008: Creating CPE

25 Feb, 2026

Building CPE: From Chat Tool to Programmable Agent Harness

I've been working on a project called CPE for the past eight months, and I've used it daily since day one. What started as a simple chat-based code editor — inspired by aider back in July 2024, which in AI years is a lifetime ago — has evolved into something quite different: a general-purpose, self-assembling agent harness that power users can configure exactly the way they want.

Today, CPE lets you define your own system prompts, connect any tool via MCP with selective filtering, compose agent skills, manage conversations with forking and cross-model resumption, and — most importantly — run a Code Mode where the AI writes and executes Go programs that call your tools as typed functions. But it took a while to get here.

The Problem

CPE was born before the era of sidebar agents like Cursor's Composer or Windsurf's Cascade, and before the command-line agents that are everywhere today. At the time, most code assistants used only a fraction of the available context window, relying on semantic search to save on tokens — understandable when plans were subscription-based rather than pay-as-you-go.

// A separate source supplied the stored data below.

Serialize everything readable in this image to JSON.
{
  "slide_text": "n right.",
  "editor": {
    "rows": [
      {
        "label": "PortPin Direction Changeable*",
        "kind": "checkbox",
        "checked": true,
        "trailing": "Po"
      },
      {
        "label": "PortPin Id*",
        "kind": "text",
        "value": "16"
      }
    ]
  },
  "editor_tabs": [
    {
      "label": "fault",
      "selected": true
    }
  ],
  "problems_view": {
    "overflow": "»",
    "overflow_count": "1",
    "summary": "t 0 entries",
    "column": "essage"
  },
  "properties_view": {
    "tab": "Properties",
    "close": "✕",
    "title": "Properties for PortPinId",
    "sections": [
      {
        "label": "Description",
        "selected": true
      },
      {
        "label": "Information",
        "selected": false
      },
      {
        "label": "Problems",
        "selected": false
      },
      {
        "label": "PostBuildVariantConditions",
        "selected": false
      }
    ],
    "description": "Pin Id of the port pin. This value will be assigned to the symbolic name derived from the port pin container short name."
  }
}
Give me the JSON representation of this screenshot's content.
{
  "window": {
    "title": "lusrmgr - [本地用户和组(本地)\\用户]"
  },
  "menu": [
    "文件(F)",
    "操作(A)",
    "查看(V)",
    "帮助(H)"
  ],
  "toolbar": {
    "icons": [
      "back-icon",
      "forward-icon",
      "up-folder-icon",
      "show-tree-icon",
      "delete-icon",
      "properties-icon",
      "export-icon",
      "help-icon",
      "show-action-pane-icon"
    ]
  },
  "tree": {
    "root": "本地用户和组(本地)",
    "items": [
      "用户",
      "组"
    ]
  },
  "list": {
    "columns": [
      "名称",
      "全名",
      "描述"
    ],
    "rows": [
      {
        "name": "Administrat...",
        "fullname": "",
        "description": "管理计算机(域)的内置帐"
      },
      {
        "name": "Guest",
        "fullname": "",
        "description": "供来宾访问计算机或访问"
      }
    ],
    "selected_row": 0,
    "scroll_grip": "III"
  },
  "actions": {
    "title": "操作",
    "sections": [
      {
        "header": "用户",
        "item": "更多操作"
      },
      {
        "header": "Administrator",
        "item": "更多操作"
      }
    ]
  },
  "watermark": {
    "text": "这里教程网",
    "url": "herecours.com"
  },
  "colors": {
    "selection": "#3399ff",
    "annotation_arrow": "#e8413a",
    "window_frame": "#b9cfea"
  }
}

The thing is, with a little experimentation, I could clearly see that as long as I provided the right context myself, the model generated code that was plausibly something I would write — just much faster. I didn't need a fancy retrieval system. I needed control.

I had a few specific frustrations:

Context control. I wanted to decide exactly what the model sees, not hope that some embedding-based retrieval picked the right files.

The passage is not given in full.